About HiGAP

Why this project?

Genome-wide association studies (GWAS) have become a standard tool in the discovery of disease-related genetic variants. Since the first published GWAS in 2005, many tools and pipelines have been published to facilitate the analysis of GWAS datasets. While initially the main aim of GWAS was to detect statistical associations of genetic variants with (disease-) traits, increasing sample sizes and a realization that many traits are highly polygenic have shifted the aim towards biological interpretation of detected associations. A parallel increase in the availability of external biological resources, such as eQTL information from GTeX or scRNA information from the Allen Brain Institute, aids in optimizing such biological interpretation. To translate biological interpretations of GWAS results, functional experiments are needed. These experiments are costly and labour-intensive and benefit greatly from carefully formulated mechanistic hypotheses.

Biological interpretation of GWAS results, however, is not straightforward. Many different tools and pipelines exist, and different labs may have different preferences and standards for analyzing and interpreting GWAS data and results. While tools have generally been individually benchmarked and compared to tools with similar goals, there is currently no information on how heterogeneity in the steps involving initial quality control, the genetic association analysis, and choice of post-GWAS in silico analyses may influence the formulation of a mechanistic hypothesis.

The aim of HiGAP is two-fold: Firstly, quantifying the heterogeneity in quality control procedures and its effect on down-stream analyses. Secondly, charting heterogeneity in the formulation of mechanistic hypotheses based on GWAS results. We would like to gain insight into whether different analysis pipelines would ultimately lead to conclusions about putative underlying disease mechanisms that are the same, complementary or conflicting.

How will we work?

The project will be conducted in two parts according to the two aims of HiGAP. (1) Teams will receive summary statistics for an unknown heritable disease with a polygenic architecture similar to a psychiatric trait such as schizophrenia or major depression, and that is based on real data. Analysts can choose any tool and strategy of their liking to interpret the genetic associations and form hypotheses about the most likely biological mechanism. (2) In addition, they will receive raw genotype data that needs to be cleaned and prepared for a subsequent polygenic risk score analysis.

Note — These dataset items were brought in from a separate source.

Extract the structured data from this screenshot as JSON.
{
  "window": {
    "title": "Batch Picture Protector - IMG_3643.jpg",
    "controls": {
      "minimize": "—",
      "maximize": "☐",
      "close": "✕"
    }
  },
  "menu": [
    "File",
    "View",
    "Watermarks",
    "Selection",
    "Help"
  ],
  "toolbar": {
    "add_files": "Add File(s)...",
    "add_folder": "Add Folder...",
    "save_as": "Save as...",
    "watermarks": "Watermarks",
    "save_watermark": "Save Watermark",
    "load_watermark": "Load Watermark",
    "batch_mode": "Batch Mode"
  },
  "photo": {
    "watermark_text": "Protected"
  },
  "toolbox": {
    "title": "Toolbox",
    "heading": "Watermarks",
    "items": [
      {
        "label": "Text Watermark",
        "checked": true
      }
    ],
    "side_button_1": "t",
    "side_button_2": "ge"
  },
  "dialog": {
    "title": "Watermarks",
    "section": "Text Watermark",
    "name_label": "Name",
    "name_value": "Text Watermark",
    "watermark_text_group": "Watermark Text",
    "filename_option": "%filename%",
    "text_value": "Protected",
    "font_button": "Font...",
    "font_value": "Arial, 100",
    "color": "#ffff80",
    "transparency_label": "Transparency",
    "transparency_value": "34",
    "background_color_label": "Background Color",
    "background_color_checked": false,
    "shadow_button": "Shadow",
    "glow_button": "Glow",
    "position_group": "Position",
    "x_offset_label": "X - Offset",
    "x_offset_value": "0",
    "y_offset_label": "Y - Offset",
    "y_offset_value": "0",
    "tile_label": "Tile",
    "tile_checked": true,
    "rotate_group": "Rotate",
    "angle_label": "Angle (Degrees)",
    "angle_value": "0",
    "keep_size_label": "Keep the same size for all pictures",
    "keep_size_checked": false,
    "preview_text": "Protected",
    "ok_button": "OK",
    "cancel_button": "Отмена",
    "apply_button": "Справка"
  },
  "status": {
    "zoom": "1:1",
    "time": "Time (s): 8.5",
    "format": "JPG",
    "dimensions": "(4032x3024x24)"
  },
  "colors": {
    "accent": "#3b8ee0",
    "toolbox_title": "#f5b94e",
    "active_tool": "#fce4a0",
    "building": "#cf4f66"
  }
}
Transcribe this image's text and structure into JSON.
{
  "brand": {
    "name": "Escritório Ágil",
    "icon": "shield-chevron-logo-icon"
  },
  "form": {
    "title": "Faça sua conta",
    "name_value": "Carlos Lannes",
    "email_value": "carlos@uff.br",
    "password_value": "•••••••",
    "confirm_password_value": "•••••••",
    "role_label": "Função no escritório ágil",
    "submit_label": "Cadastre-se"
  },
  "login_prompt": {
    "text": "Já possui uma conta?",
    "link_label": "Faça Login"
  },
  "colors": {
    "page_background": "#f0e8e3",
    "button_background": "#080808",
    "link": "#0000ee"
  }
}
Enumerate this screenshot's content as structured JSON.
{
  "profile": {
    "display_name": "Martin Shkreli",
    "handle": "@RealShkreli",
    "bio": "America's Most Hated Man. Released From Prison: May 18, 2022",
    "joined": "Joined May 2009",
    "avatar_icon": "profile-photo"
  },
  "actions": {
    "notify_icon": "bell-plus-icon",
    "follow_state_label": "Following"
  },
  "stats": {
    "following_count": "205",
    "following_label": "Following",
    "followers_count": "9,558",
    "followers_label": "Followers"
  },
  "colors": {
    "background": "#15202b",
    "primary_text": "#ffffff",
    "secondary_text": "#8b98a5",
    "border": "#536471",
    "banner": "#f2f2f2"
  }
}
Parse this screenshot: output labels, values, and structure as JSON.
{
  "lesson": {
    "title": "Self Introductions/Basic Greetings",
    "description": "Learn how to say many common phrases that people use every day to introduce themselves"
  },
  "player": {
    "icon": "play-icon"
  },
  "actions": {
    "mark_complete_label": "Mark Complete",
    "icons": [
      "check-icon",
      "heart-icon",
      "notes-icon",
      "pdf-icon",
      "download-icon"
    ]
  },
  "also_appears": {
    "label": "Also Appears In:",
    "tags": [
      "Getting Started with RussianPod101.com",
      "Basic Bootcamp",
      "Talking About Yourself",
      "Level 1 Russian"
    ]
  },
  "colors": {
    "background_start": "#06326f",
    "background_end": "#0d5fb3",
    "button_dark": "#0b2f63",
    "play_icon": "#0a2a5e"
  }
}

We will advertise our project on social media to solicit teams of analysts. Participating teams will have to sign a confidentiality agreement and are not allowed to discuss any details of the project with other participating teams until all results have been submitted. Each team is asked to report on several interim results as well as the final conclusion, following a pre-defined report form. In addition, each team is asked to provide a brief report on applied tools and parameter settings.

Results need to be reported back before xx/xx/2021. After this, a team of analysts (not involved in any of the other participating teams) will analyse the reported results.

Preliminary timeline:

• September 2020: HiGAP launch

• Soliciting analysis teams

• Teams receive access to data

• Teams submit results

• Heterogeneity analysis

• Publication

We realize that every trait is unique with its own genetic architecture and causal biological mechanisms, and that these idiosyncrasies may be differentially sensitive to heterogeneity in analysis pipelines.